Beginning with Paddling Fundamentals (AE 131) you’ll learn to lead flat water canoeing and kayaking trips, including equipment use, trip planning, risk management and rescue, and stewardship of river environments. From there, you’ll move into Advanced Paddling (AE 331) to learn techniques for safely leading whitewater trips. You’ll paddle Labyrinth Canyon on the Green River, Dewey Bridge to Moab and Cataract Canyon on the Colorado River, the San Juan River from Bluff, Utah to Clay Hills, and Durango’s local favorite, the Animas River.
The mountains of Colorado, as they range from Ponderosa forest at lower elevations (7000 feet) to rocky summits at 14,000 feet, provide opportunities to learn Leave No Trace backpacking practices and wilderness ethics, as well as technical mountaineering skills, like avalanche awareness, travel with fixed lines, and the use of specific snow and ice equipment such as crampons and ice axes, and even telemark skis.
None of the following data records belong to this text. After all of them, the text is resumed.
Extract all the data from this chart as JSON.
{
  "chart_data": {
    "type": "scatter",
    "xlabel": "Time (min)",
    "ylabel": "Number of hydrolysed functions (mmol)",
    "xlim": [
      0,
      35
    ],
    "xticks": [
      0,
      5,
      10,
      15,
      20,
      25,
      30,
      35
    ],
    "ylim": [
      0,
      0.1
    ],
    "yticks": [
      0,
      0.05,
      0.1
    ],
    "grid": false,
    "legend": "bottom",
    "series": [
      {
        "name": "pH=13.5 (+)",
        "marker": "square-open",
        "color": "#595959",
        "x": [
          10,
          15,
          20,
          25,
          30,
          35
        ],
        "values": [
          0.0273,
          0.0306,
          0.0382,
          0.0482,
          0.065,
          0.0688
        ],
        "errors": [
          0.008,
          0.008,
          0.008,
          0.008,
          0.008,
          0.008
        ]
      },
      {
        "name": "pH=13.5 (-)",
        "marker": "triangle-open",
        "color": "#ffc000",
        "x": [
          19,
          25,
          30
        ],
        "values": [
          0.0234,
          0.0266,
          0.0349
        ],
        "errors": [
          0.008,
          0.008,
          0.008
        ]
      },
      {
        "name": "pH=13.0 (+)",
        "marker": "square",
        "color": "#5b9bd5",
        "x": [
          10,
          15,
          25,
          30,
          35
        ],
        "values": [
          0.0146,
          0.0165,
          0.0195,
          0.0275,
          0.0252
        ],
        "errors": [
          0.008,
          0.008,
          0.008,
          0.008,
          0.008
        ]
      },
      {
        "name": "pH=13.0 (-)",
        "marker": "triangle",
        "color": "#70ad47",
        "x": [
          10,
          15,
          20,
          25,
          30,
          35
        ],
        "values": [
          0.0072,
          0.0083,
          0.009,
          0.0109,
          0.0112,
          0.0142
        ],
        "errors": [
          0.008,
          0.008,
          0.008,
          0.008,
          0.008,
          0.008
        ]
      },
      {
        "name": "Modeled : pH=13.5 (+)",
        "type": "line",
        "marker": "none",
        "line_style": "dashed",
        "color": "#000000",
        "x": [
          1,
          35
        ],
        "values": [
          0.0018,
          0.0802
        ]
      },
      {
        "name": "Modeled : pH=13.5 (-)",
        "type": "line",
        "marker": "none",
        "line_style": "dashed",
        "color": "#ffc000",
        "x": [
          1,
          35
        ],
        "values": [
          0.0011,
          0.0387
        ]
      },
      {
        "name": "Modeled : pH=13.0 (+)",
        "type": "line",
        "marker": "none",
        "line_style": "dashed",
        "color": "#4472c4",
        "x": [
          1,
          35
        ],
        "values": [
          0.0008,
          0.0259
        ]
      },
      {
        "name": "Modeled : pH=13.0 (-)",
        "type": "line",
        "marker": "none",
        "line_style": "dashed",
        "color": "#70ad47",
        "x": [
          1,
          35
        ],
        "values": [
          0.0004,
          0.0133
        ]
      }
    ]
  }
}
You’ll explore the San Miguel and La Plata Mountains, as well as Colorado’s largest roadless area, the Weminuche Wilderness.
In addition to applying climbing skills in both canyon and alpine settings, you’ll have a chance to develop your skills at local favorites East Animas and X-Rock, and farther afield, in El Rito, New Mexico.
Going uphill in the snow is guaranteed to be slow, but you can make up that time on the way down learning to safely telemark ski. You’ll get going at Purgatory Resort before heading into the backcountry at Molas Pass and Red Mountain Pass.